Some of my favorite songs have the following lyrics:

“Driver roll up the partition please/I don’t need you seeing ‘yonce on her knees” (Partition by Beyoncé)

“My pussy taste like Pepsi-Cola,/My eyes are wide like cherry pies./I gots a taste for men who’re older/It’s always been, so it’s no surprise” (Cola by Lana Del Ray)

“‘Cause you notice that butt was stuffed deep in the jeans she’s wearing/ I’m hooked and I can’t stop staring/ Oh baby, I wanna get with you and take your picture/ My homeboys tried to warn me, but that butt you got makes me so horny.” (Baby Got Back by Sir Mix-A Lot)

“She was a fast machine/ She kept her motor clean/ She was the best damn woman that I ever seen/ She had the sightless eyes, telling me no lies/ Knocking me out with those American thighs” (Shook Me All Night Long by AC/DC)

“You, you lookin’ good in them jeans/I bet you’d look even better with me in between/I keep my mind on my money, money on my mind/But you’se a hell of a distraction when you shake your behind” (Money Maker by Ludacris)

I wear dresses that come above my knees, make up, heels to make my legs look longer, dye my hair and shave. I like to dance as to emulate Beyoncé and if I ever get a ‘cat call’ from a boy I usually don’t object.

And, I wish I was Joan Holloway.

Therefore, my journey to the conclusion that I might be the “F-word” has been long and confusing.  I like to empower women by supporting that it’s okay to dress however you want, dance however you want to whatever song, wear make up, and watch The Bachelor.
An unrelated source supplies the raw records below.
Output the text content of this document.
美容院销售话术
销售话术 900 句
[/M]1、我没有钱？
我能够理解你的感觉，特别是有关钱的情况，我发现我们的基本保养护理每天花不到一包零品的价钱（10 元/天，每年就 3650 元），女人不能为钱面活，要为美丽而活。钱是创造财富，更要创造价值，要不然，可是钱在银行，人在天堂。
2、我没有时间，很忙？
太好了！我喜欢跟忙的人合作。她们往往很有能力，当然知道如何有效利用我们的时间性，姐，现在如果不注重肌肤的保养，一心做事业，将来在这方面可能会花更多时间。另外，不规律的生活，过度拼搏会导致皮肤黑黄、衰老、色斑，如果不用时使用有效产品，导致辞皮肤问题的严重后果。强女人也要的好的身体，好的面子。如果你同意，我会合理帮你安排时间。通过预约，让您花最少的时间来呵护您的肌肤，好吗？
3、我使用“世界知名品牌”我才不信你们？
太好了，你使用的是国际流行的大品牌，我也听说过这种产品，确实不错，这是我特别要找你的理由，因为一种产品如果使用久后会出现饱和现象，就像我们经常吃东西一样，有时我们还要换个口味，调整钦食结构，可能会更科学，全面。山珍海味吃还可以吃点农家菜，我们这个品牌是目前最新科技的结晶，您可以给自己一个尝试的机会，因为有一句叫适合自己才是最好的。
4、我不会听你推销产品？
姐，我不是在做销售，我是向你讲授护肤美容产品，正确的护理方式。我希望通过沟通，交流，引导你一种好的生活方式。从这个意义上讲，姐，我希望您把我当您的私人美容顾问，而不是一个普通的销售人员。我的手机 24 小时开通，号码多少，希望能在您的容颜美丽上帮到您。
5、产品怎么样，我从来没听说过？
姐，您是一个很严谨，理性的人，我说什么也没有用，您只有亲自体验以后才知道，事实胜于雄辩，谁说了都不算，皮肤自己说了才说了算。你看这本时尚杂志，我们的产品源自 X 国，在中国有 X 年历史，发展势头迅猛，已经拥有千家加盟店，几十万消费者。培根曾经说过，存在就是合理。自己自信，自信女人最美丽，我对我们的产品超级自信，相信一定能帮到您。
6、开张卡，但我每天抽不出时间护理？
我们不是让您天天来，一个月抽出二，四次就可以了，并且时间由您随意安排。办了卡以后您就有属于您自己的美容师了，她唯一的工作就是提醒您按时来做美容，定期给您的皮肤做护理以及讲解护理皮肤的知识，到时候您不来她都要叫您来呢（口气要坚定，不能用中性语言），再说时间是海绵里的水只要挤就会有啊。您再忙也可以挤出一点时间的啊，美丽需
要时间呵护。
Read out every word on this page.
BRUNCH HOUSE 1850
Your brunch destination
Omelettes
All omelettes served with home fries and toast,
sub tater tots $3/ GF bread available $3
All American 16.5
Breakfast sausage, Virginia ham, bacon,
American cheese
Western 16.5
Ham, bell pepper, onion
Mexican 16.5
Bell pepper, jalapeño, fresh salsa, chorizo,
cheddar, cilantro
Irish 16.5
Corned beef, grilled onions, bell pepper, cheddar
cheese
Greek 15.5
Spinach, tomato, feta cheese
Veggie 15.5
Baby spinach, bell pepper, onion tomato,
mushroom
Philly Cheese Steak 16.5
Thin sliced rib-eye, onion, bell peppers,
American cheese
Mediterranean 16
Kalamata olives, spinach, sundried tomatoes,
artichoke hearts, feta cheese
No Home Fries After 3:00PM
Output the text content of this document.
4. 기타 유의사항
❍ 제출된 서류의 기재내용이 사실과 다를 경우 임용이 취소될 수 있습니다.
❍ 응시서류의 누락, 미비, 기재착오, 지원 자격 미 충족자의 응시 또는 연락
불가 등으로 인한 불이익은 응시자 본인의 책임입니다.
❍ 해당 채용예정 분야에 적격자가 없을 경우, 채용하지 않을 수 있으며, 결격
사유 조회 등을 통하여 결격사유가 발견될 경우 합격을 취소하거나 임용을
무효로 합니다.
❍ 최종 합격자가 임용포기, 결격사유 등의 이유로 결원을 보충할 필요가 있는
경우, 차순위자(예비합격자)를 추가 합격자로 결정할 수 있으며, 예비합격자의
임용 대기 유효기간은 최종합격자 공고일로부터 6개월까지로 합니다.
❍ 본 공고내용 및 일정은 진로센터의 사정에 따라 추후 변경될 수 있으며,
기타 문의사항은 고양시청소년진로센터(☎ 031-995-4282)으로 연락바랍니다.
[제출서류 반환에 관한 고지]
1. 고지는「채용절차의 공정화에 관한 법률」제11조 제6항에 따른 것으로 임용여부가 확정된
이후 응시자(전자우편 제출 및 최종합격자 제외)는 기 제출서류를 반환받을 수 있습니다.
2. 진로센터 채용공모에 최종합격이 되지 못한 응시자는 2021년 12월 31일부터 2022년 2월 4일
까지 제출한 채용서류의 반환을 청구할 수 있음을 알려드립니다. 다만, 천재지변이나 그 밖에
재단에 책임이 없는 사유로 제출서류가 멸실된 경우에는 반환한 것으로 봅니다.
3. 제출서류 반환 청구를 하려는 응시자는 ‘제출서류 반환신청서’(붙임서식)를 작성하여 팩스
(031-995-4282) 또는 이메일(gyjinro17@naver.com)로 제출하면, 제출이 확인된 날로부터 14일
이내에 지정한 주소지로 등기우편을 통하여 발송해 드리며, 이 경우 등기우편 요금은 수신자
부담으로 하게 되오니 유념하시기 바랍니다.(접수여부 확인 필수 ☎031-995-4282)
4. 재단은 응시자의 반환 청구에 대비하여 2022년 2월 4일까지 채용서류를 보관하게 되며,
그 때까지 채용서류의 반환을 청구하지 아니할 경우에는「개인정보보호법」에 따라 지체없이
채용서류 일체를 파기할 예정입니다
Being the “F-word” doesn’t mean you have to defy or protest, it means you have to own yourself.  You must have an intelligent understanding of society and then a personal understanding of yourself and conglomerate the two.

Though I do enjoy many things that may seen misogynistic, I also understand that women are portrayed extremely poorly through these same outlets.

What people don’t realize, however, is that women are pretty smart cookies.  We know that society portrays us as sex symbols to be dominated by men, flustered feather heads who don’t know how to make a point, and Moms who are always there with a roll of Bounty when her kid knock over a glass of chocolate milk.  We get it.

But that’s on you.

You can accept these stereotypes or reject them and make them part of your personal identity.  Maybe you like seeing yourself as a beautiful woman who loves her body, maybe you like the fact that you have so much passion inside that it’s hard for you to make your ideas clear, and maybe you like being there to help people out and clean up their messes.

The “F-word” still makes me cringe because of the unfortunate connotations society links to it.  However as I’ve grown into my identity this year, I’ve realized how I view myself and harness my confidence which may or may not be obligatory towards this stereotype.

So I’ll let you in on a little secret, I am a feminist.